Le point de départ a le mérite d’être bien connu. Aujourd’hui dans le monde, 81% de l’énergie provient de sources fossiles (pétrole, gaz, charbon), le même pourcentage qu’il y a trente ans. Le plus grand défi de la transition tient au fait que les pays qui émettent le plus de gaz à effet de serre, dans l’ordre la Chine, les Etats-Unis, l’Inde et la Russie, sont aussi les moins préparés et engagés dans la transition. A l’inverse, les dix pays qui ont le plus avancé dans le rejet des énergies carbonées, tous européens dont la France, comptent seulement pour 2,6% des émissions mondiales… Il est difficile d’admettre que la rapidité et la réussite de la transition énergétique ne sont pas, pour l’essentiel, entre nos mains.

Si la transition rapide est possible, elle se construira à partir de l’électrification, de la baisse rapide des coûts de production d’électricité provenant de sources renouvelables, notamment éoliennes et  solaires, de la diffusion massive de véhicules électriques, de la numérisation de la distribution d’énergie et de sa décentralisation au plus près des consommateurs. C’est un pari sur le basculement massif des modes de production et d’utilisation de l’énergie sous la pression notamment des gouvernements. La logique, comme pour toute nouvelle technologie, est celle de l’accélération soudaine du processus quand son adoption atteint un seuil critique.

Ce scénario se traduirait par une transformation des marchés de l’énergie, des modèles économiques et des comportements de consommation.

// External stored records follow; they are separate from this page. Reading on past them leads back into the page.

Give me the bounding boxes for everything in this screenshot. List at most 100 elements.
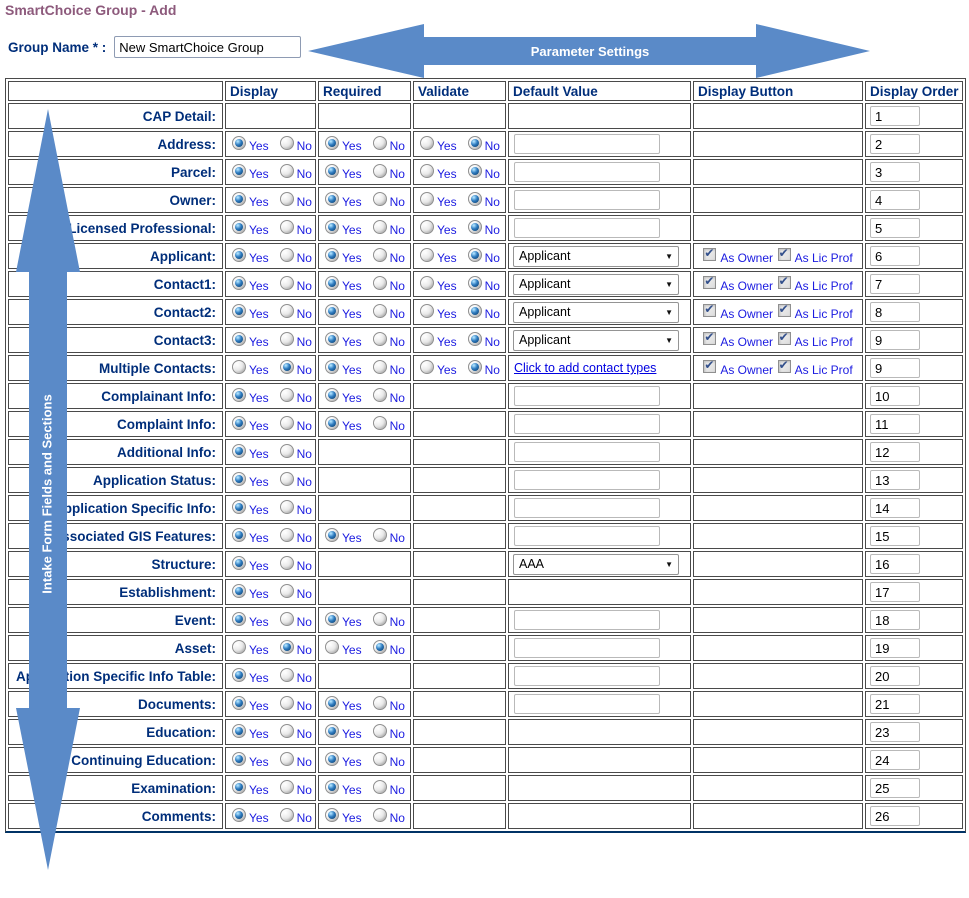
display-no-radio[interactable] [280, 360, 294, 374]
default-value-input[interactable] [514, 498, 660, 518]
required-yes-radio[interactable] [325, 416, 339, 430]
display-no-radio[interactable] [280, 668, 294, 682]
required-no-radio[interactable] [373, 612, 387, 626]
group-name-input[interactable] [114, 36, 301, 58]
validate-no-radio[interactable] [468, 360, 482, 374]
default-value-select[interactable]: Applicant▼ [513, 274, 679, 295]
display-no-radio[interactable] [280, 332, 294, 346]
add-contact-types-link[interactable]: Click to add contact types [514, 361, 656, 375]
display-yes-radio[interactable] [232, 164, 246, 178]
as-owner-checkbox[interactable] [703, 276, 716, 289]
required-yes-radio[interactable] [325, 696, 339, 710]
display-no-radio[interactable] [280, 556, 294, 570]
required-no-radio[interactable] [373, 808, 387, 822]
required-no-radio[interactable] [373, 220, 387, 234]
display-yes-radio[interactable] [232, 500, 246, 514]
display-order-input[interactable] [870, 470, 920, 490]
validate-yes-radio[interactable] [420, 276, 434, 290]
default-value-input[interactable] [514, 526, 660, 546]
display-order-input[interactable] [870, 386, 920, 406]
as-lic-prof-checkbox[interactable] [778, 332, 791, 345]
display-no-radio[interactable] [280, 612, 294, 626]
as-lic-prof-checkbox[interactable] [778, 304, 791, 317]
required-yes-radio[interactable] [325, 388, 339, 402]
display-yes-radio[interactable] [232, 304, 246, 318]
validate-no-radio[interactable] [468, 220, 482, 234]
display-no-radio[interactable] [280, 752, 294, 766]
required-no-radio[interactable] [373, 752, 387, 766]
default-value-input[interactable] [514, 610, 660, 630]
default-value-input[interactable] [514, 162, 660, 182]
validate-yes-radio[interactable] [420, 136, 434, 150]
required-yes-radio[interactable] [325, 276, 339, 290]
validate-yes-radio[interactable] [420, 192, 434, 206]
display-order-input[interactable] [870, 330, 920, 350]
default-value-input[interactable] [514, 442, 660, 462]
required-no-radio[interactable] [373, 192, 387, 206]
display-order-input[interactable] [870, 610, 920, 630]
default-value-select[interactable]: Applicant▼ [513, 246, 679, 267]
display-no-radio[interactable] [280, 528, 294, 542]
validate-yes-radio[interactable] [420, 304, 434, 318]
display-no-radio[interactable] [280, 808, 294, 822]
display-order-input[interactable] [870, 302, 920, 322]
display-no-radio[interactable] [280, 192, 294, 206]
display-no-radio[interactable] [280, 724, 294, 738]
required-no-radio[interactable] [373, 528, 387, 542]
display-order-input[interactable] [870, 442, 920, 462]
required-yes-radio[interactable] [325, 752, 339, 766]
validate-yes-radio[interactable] [420, 248, 434, 262]
required-yes-radio[interactable] [325, 780, 339, 794]
default-value-select[interactable]: Applicant▼ [513, 330, 679, 351]
display-no-radio[interactable] [280, 472, 294, 486]
display-order-input[interactable] [870, 694, 920, 714]
display-order-input[interactable] [870, 666, 920, 686]
display-no-radio[interactable] [280, 640, 294, 654]
display-order-input[interactable] [870, 162, 920, 182]
display-order-input[interactable] [870, 722, 920, 742]
display-yes-radio[interactable] [232, 752, 246, 766]
display-order-input[interactable] [870, 526, 920, 546]
display-order-input[interactable] [870, 106, 920, 126]
display-no-radio[interactable] [280, 500, 294, 514]
required-yes-radio[interactable] [325, 192, 339, 206]
display-order-input[interactable] [870, 246, 920, 266]
display-yes-radio[interactable] [232, 640, 246, 654]
required-no-radio[interactable] [373, 248, 387, 262]
display-no-radio[interactable] [280, 444, 294, 458]
display-no-radio[interactable] [280, 220, 294, 234]
display-yes-radio[interactable] [232, 416, 246, 430]
as-owner-checkbox[interactable] [703, 360, 716, 373]
display-no-radio[interactable] [280, 584, 294, 598]
display-yes-radio[interactable] [232, 780, 246, 794]
as-owner-checkbox[interactable] [703, 332, 716, 345]
required-no-radio[interactable] [373, 276, 387, 290]
validate-yes-radio[interactable] [420, 332, 434, 346]
required-no-radio[interactable] [373, 696, 387, 710]
display-yes-radio[interactable] [232, 248, 246, 262]
display-yes-radio[interactable] [232, 388, 246, 402]
required-no-radio[interactable] [373, 164, 387, 178]
display-yes-radio[interactable] [232, 724, 246, 738]
required-yes-radio[interactable] [325, 640, 339, 654]
default-value-input[interactable] [514, 638, 660, 658]
display-yes-radio[interactable] [232, 612, 246, 626]
validate-yes-radio[interactable] [420, 360, 434, 374]
display-yes-radio[interactable] [232, 444, 246, 458]
display-no-radio[interactable] [280, 416, 294, 430]
default-value-input[interactable] [514, 470, 660, 490]
required-no-radio[interactable] [373, 332, 387, 346]
validate-no-radio[interactable] [468, 276, 482, 290]
display-order-input[interactable] [870, 750, 920, 770]
display-yes-radio[interactable] [232, 192, 246, 206]
display-no-radio[interactable] [280, 276, 294, 290]
required-yes-radio[interactable] [325, 808, 339, 822]
display-yes-radio[interactable] [232, 668, 246, 682]
display-order-input[interactable] [870, 414, 920, 434]
as-lic-prof-checkbox[interactable] [778, 276, 791, 289]
required-no-radio[interactable] [373, 640, 387, 654]
display-yes-radio[interactable] [232, 808, 246, 822]
validate-no-radio[interactable] [468, 136, 482, 150]
display-yes-radio[interactable] [232, 360, 246, 374]
display-no-radio[interactable] [280, 388, 294, 402]
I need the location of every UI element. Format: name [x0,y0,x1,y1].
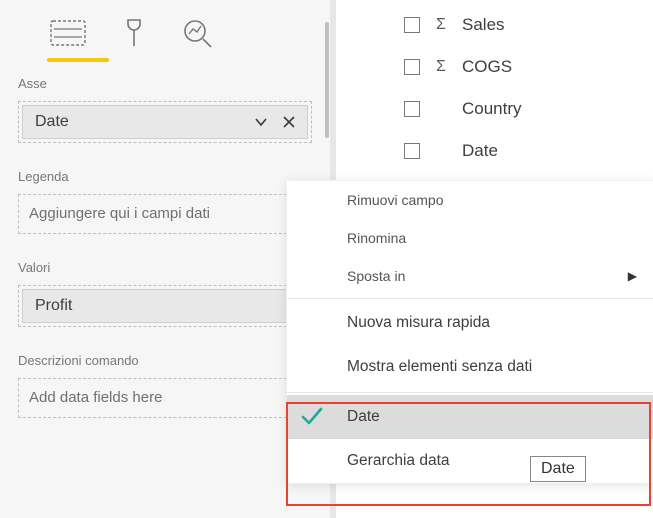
format-tab-icon[interactable] [122,18,146,48]
legend-well-label: Legenda [18,169,312,184]
sigma-icon: Σ [432,58,450,76]
menu-item-rename[interactable]: Rinomina [287,219,653,257]
axis-field-well[interactable]: Date [18,101,312,143]
fields-list: Σ Sales Σ COGS Σ Country Σ Date [338,0,653,172]
check-icon [299,403,327,431]
chevron-down-icon[interactable] [251,112,271,132]
menu-item-label: Sposta in [347,268,405,284]
values-well-label: Valori [18,260,312,275]
field-name: Country [462,99,522,119]
active-tab-underline [47,58,109,62]
remove-field-icon[interactable] [279,112,299,132]
scrollbar-thumb[interactable] [325,22,329,138]
checkbox-icon[interactable] [404,59,420,75]
axis-field-name: Date [35,113,69,131]
field-name: Date [462,141,498,161]
axis-well-label: Asse [18,76,312,91]
menu-item-date-hierarchy[interactable]: Gerarchia data [287,439,653,483]
menu-item-date[interactable]: Date [287,395,653,439]
field-item[interactable]: Σ Date [404,130,653,172]
menu-item-show-no-data[interactable]: Mostra elementi senza dati [287,345,653,389]
axis-field-pill[interactable]: Date [22,105,308,139]
field-item[interactable]: Σ COGS [404,46,653,88]
legend-placeholder: Aggiungere qui i campi dati [29,205,210,222]
checkbox-icon[interactable] [404,143,420,159]
menu-item-remove-field[interactable]: Rimuovi campo [287,181,653,219]
values-field-name: Profit [35,297,72,315]
field-item[interactable]: Σ Sales [404,4,653,46]
values-field-well[interactable]: Profit [18,285,312,327]
pane-tabs [18,6,312,50]
tooltips-well-label: Descrizioni comando [18,353,312,368]
checkbox-icon[interactable] [404,101,420,117]
tooltips-field-well[interactable]: Add data fields here [18,378,312,418]
checkbox-icon[interactable] [404,17,420,33]
field-name: COGS [462,57,512,77]
tooltips-placeholder: Add data fields here [29,389,162,406]
sigma-icon: Σ [432,16,450,34]
menu-item-new-quick-measure[interactable]: Nuova misura rapida [287,301,653,345]
values-field-pill[interactable]: Profit [22,289,308,323]
fields-tab-icon[interactable] [50,20,86,46]
submenu-arrow-icon: ▶ [628,269,637,283]
field-item[interactable]: Σ Country [404,88,653,130]
field-context-menu: Rimuovi campo Rinomina Sposta in ▶ Nuova… [286,180,653,484]
legend-field-well[interactable]: Aggiungere qui i campi dati [18,194,312,234]
menu-item-move-to[interactable]: Sposta in ▶ [287,257,653,295]
menu-item-label: Date [347,408,380,426]
analytics-tab-icon[interactable] [182,18,214,48]
tooltip: Date [530,456,586,482]
field-name: Sales [462,15,505,35]
visualization-field-pane: Asse Date Legenda Aggiungere qui i campi… [0,0,330,518]
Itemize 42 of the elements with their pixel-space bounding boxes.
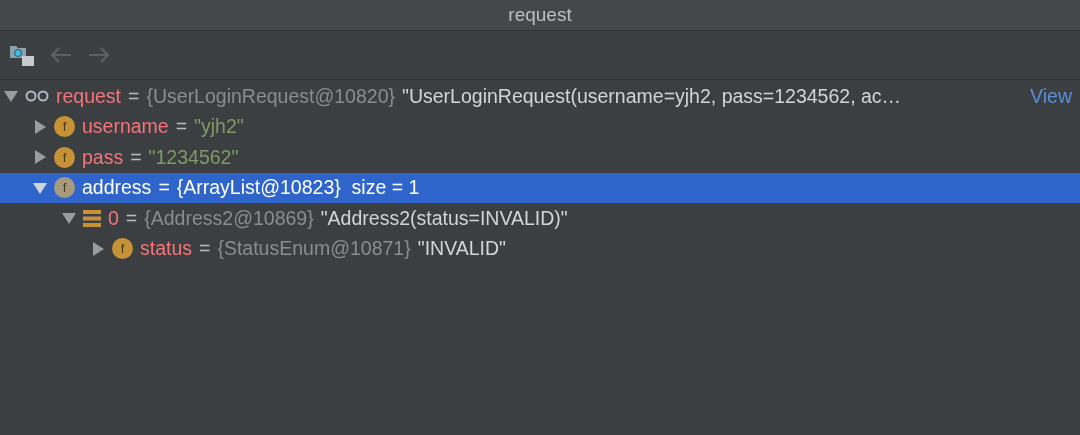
variable-name: username: [82, 114, 169, 140]
glasses-icon: [25, 90, 49, 103]
equals-sign: =: [199, 236, 211, 262]
tree-row[interactable]: f pass = "1234562": [0, 142, 1080, 173]
tree-row[interactable]: f status = {StatusEnum@10871} "INVALID": [0, 233, 1080, 264]
field-icon: f: [54, 146, 75, 168]
equals-sign: =: [130, 144, 142, 170]
variable-name: address: [82, 175, 152, 201]
frames-icon[interactable]: [10, 44, 34, 66]
field-icon: f: [54, 116, 75, 138]
object-value: "INVALID": [417, 236, 506, 262]
equals-sign: =: [125, 205, 138, 231]
collapse-arrow-icon[interactable]: [33, 180, 47, 195]
object-reference: {Address2@10869}: [144, 205, 314, 231]
equals-sign: =: [175, 114, 188, 140]
string-value: "1234562": [148, 144, 239, 170]
expand-arrow-icon[interactable]: [91, 241, 105, 256]
equals-sign: =: [158, 175, 170, 201]
equals-sign: =: [128, 83, 140, 109]
view-link[interactable]: View: [1030, 81, 1072, 111]
string-value: "yjh2": [194, 114, 244, 140]
stack-icon: [83, 209, 101, 227]
object-value: "UserLoginRequest(username=yjh2, pass=1234562, ac…: [402, 83, 902, 109]
tree-row[interactable]: f address = {ArrayList@10823} size = 1: [0, 172, 1080, 203]
collapse-arrow-icon[interactable]: [62, 211, 76, 226]
expand-arrow-icon[interactable]: [33, 150, 47, 165]
object-value: {ArrayList@10823} size = 1: [176, 175, 420, 201]
variable-name: pass: [82, 144, 124, 170]
field-icon: f: [112, 238, 133, 260]
window-title: request: [0, 0, 1080, 31]
object-reference: {UserLoginRequest@10820}: [146, 83, 395, 109]
variable-name: status: [140, 236, 193, 262]
object-value: "Address2(status=INVALID)": [320, 205, 568, 231]
collapse-arrow-icon[interactable]: [4, 89, 18, 104]
field-icon: f: [54, 177, 75, 199]
expand-arrow-icon[interactable]: [33, 119, 47, 134]
tree-row[interactable]: 0 = {Address2@10869} "Address2(status=INVALID)": [0, 203, 1080, 234]
tree-row[interactable]: request = {UserLoginRequest@10820} "UserLoginRequest(username=yjh2, pass=1234562, ac… View: [0, 81, 1080, 112]
variable-name: request: [56, 83, 122, 109]
tree-row[interactable]: f username = "yjh2": [0, 111, 1080, 142]
variable-name: 0: [108, 205, 119, 231]
object-reference: {StatusEnum@10871}: [217, 236, 411, 262]
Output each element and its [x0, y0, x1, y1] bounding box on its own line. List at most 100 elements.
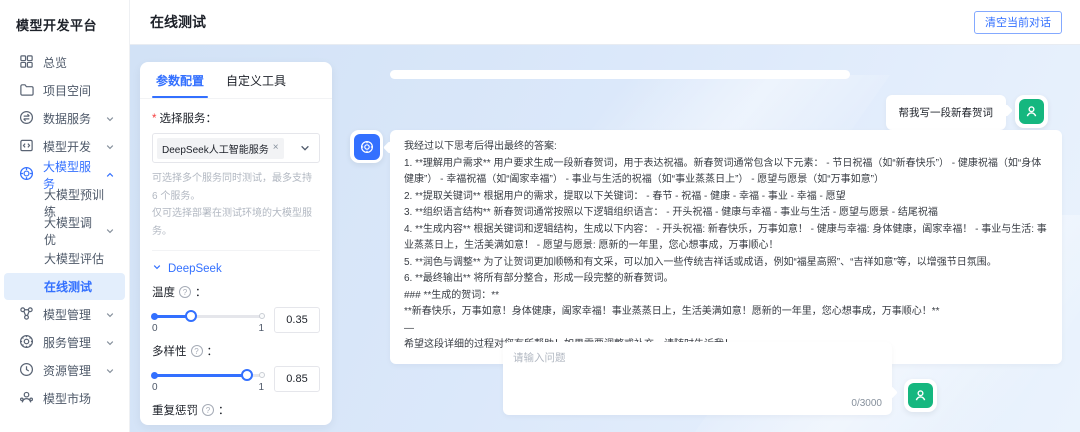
tag-close-icon[interactable]: ×: [273, 143, 279, 153]
app-title: 模型开发平台: [0, 0, 129, 48]
temperature-label: 温度 ? ：: [152, 284, 320, 300]
resource-icon: [19, 362, 34, 380]
chat-input-row: 0/3000: [503, 342, 937, 415]
char-counter: 0/3000: [851, 398, 882, 409]
send-user-avatar[interactable]: [904, 379, 937, 412]
sidebar-item-tuning[interactable]: 大模型调优: [4, 217, 125, 244]
ai-avatar: [350, 130, 383, 163]
chat-input-bubble: 0/3000: [503, 342, 892, 415]
ai-message-paragraph: **新春快乐，万事如意！身体健康，阖家幸福！事业蒸蒸日上，生活美满如意！愿新的一…: [404, 304, 1048, 321]
folder-icon: [19, 82, 34, 100]
sidebar-item-service-manage[interactable]: 服务管理: [4, 329, 125, 356]
code-icon: [19, 138, 34, 156]
ai-message-row: 我经过以下思考后得出最终的答案: 1. **理解用户需求** 用户要求生成一段新…: [350, 130, 1062, 364]
chevron-down-icon: [105, 114, 115, 124]
ai-message-paragraph: 4. **生成内容** 根据关键词和逻辑结构，生成以下内容： - 开头祝福: 新…: [404, 222, 1048, 255]
chevron-up-icon: [105, 170, 115, 180]
chevron-down-icon: [105, 310, 115, 320]
ai-message-paragraph: ### **生成的贺词：**: [404, 288, 1048, 305]
ai-message-bubble: 我经过以下思考后得出最终的答案: 1. **理解用户需求** 用户要求生成一段新…: [390, 130, 1062, 364]
ai-message-paragraph: 6. **最终输出** 将所有部分整合，形成一段完整的新春贺词。: [404, 271, 1048, 288]
slider-range-labels: 01: [152, 323, 264, 334]
config-body: *选择服务： DeepSeek人工智能服务 × 可选择多个服务同时测试，最多支持…: [140, 99, 332, 425]
sidebar-item-label: 数据服务: [43, 110, 91, 127]
service-helper-text: 可选择多个服务同时测试，最多支持 6 个服务。 仅可选择部署在测试环境的大模型服…: [152, 170, 320, 240]
sidebar-nav: 总览 项目空间 数据服务 模型开发 大模型服务: [0, 48, 129, 413]
slider-start-dot: [151, 372, 158, 379]
sidebar-item-online-test[interactable]: 在线测试: [4, 273, 125, 300]
ai-message-paragraph: 5. **润色与调整** 为了让贺词更加顺畅和有文采，可以加入一些传统吉祥话或成…: [404, 255, 1048, 272]
repetition-penalty-label: 重复惩罚 ? ：: [152, 402, 320, 418]
chevron-down-icon: [299, 142, 311, 154]
question-input[interactable]: [513, 350, 882, 393]
user-message-row: 帮我写一段新春贺词: [886, 95, 1049, 130]
help-icon: ?: [191, 345, 203, 357]
user-avatar-icon: [1019, 99, 1044, 124]
deepseek-section-toggle[interactable]: DeepSeek: [152, 262, 320, 275]
sidebar-item-label: 服务管理: [43, 334, 91, 351]
service-select[interactable]: DeepSeek人工智能服务 ×: [152, 133, 320, 163]
diversity-input[interactable]: 0.85: [274, 366, 320, 392]
bot-icon: [354, 134, 380, 160]
slider-range-labels: 01: [152, 382, 264, 393]
sidebar-item-resource-manage[interactable]: 资源管理: [4, 357, 125, 384]
nodes-icon: [19, 306, 34, 324]
grid-icon: [19, 54, 34, 72]
sidebar: 模型开发平台 总览 项目空间 数据服务 模型开发: [0, 0, 130, 432]
sidebar-item-pretrain[interactable]: 大模型预训练: [4, 189, 125, 216]
sidebar-item-model-market[interactable]: 模型市场: [4, 385, 125, 412]
temperature-input[interactable]: 0.35: [274, 307, 320, 333]
sidebar-item-label: 总览: [43, 54, 67, 71]
user-avatar: [1015, 95, 1048, 128]
gear-icon: [19, 334, 34, 352]
temperature-slider[interactable]: [152, 310, 264, 322]
page-title: 在线测试: [150, 12, 206, 32]
slider-thumb[interactable]: [241, 369, 253, 381]
slider-start-dot: [151, 313, 158, 320]
sidebar-item-label: 项目空间: [43, 82, 91, 99]
llm-service-icon: [19, 166, 34, 184]
ai-message-paragraph: 2. **提取关键词** 根据用户的需求，提取以下关键词： - 春节 - 祝福 …: [404, 189, 1048, 206]
sidebar-item-llm-services[interactable]: 大模型服务: [4, 161, 125, 188]
temperature-row: 01 0.35: [152, 307, 320, 334]
sidebar-item-label: 大模型调优: [44, 214, 96, 248]
ai-message-paragraph: 我经过以下思考后得出最终的答案:: [404, 139, 1048, 156]
user-avatar-icon: [908, 383, 933, 408]
sidebar-item-label: 模型开发: [43, 138, 91, 155]
service-tag: DeepSeek人工智能服务 ×: [157, 138, 284, 159]
tab-custom-tools[interactable]: 自定义工具: [226, 62, 286, 98]
diversity-label: 多样性 ? ：: [152, 343, 320, 359]
chevron-down-icon: [105, 366, 115, 376]
sidebar-item-data-services[interactable]: 数据服务: [4, 105, 125, 132]
previous-message-partial: [390, 70, 850, 79]
config-tabs: 参数配置 自定义工具: [140, 62, 332, 99]
user-message-bubble: 帮我写一段新春贺词: [886, 95, 1007, 130]
sidebar-item-model-manage[interactable]: 模型管理: [4, 301, 125, 328]
page-header: 在线测试 清空当前对话: [130, 0, 1080, 45]
sidebar-item-model-dev[interactable]: 模型开发: [4, 133, 125, 160]
help-icon: ?: [202, 404, 214, 416]
content-area: 参数配置 自定义工具 *选择服务： DeepSeek人工智能服务 ×: [130, 45, 1080, 432]
slider-end-dot: [259, 372, 265, 378]
sidebar-item-label: 资源管理: [43, 362, 91, 379]
sidebar-item-label: 大模型评估: [44, 250, 104, 267]
sidebar-item-evaluation[interactable]: 大模型评估: [4, 245, 125, 272]
sidebar-item-label: 模型管理: [43, 306, 91, 323]
tab-parameter-config[interactable]: 参数配置: [156, 62, 204, 98]
chevron-down-icon: [105, 226, 115, 236]
chevron-down-icon: [105, 142, 115, 152]
sidebar-item-label: 在线测试: [44, 278, 92, 295]
sidebar-item-project-space[interactable]: 项目空间: [4, 77, 125, 104]
sidebar-item-overview[interactable]: 总览: [4, 49, 125, 76]
slider-thumb[interactable]: [185, 310, 197, 322]
data-transfer-icon: [19, 110, 34, 128]
diversity-slider[interactable]: [152, 369, 264, 381]
ai-message-paragraph: 1. **理解用户需求** 用户要求生成一段新春贺词，用于表达祝福。新春贺词通常…: [404, 156, 1048, 189]
market-icon: [19, 390, 34, 408]
select-service-label: *选择服务：: [152, 110, 320, 126]
app-root: 模型开发平台 总览 项目空间 数据服务 模型开发: [0, 0, 1080, 432]
ai-message-paragraph: —: [404, 321, 1048, 338]
diversity-row: 01 0.85: [152, 366, 320, 393]
clear-conversation-button[interactable]: 清空当前对话: [974, 11, 1062, 34]
chevron-down-icon: [152, 262, 162, 275]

La transition se produirait ainsi en quelques décennies et le «peak» (le sommet) de la consommation d’énergies fossiles dans le monde serait atteint avant la fin des années 2020.

Pour les tenants de la transition graduelle, la taille de l’économie mondiale et son inertie, la lenteur des cycles de changements des sources d’énergie, les niveaux d’investissements à atteindre, la quantité de matières premières nécessaires pour construire les équipements et l’incertitude des progrès technologiques rendent illusoire le scénario rapide. D’autant plus, qu’il faut également prendre en compte une croissance continue des besoins en énergie dans les régions du monde où la croissance économique et démographique restent fortes.

L’étude du World Economic Forum distingue quatre différences majeures entre les deux scénarios.

-Le rythme des avancées technologiques

Si les progrès technologiques -dans l’efficacité de la production d’électricité par les éoliennes et les panneaux solaires, dans les batteries, dans l’hydrogène- sont linéaires ou s’ils sont marqués par des ruptures brutales, cela change totalement les conditions de la transition. Jusqu’à aujourd’hui, les progrès sont plutôt linéaires.

-La volonté et les décisions politiques

Les gouvernements vont-ils chercher activement à accélérer la transition quitte à bousculer les comportements et les logiques économiques ou rester plus prudents et ne pas s’exposer à des difficultés sociales et politiques?

-La trajectoire des économies émergentes

Les pays émergents, notamment la Chine et l’Inde, vont-ils suivre les pays développés, notamment européens, et se fixer des objectifs ambitieux pour se passer des énergies fossiles ou répondre avant tout aux besoins en énergie de leurs populations avec du charbon et du gaz?

-La perception de l’avenir

Il s’agit sans doute du point le plus important et le plus difficile à appréhender. La plupart du temps, la décision d’agir dépend des convictions. Si les producteurs d’énergie, les investisseurs, les gouvernements croient à une transition rapide et même brutale, ils vont participer à mettre en place les conditions et les moyens pour y parvenir. S’ils n’y croient pas, s’ils estiment que l’offre et la demande d’énergie ne vont pas changer fondamentalement avant plusieurs décennies, ils s’engageront mollement dans la transition.

«Une logique d’incitations entre les gouvernements, la technologie, l’industrie, la société et la finance peut accélérer la vitesse de la transition ou la ralentir», résume le World Economic Forum. «Les dix prochaines années détermineront quel scénario, le rapide ou le graduel, prendra forme. Pour voir quelle option va l’emporter, regardez attentivement l’évolution des coûts et des taux de croissance des technologies clés -solaire, éolien, batteries, véhicules électriques, hydrogène…».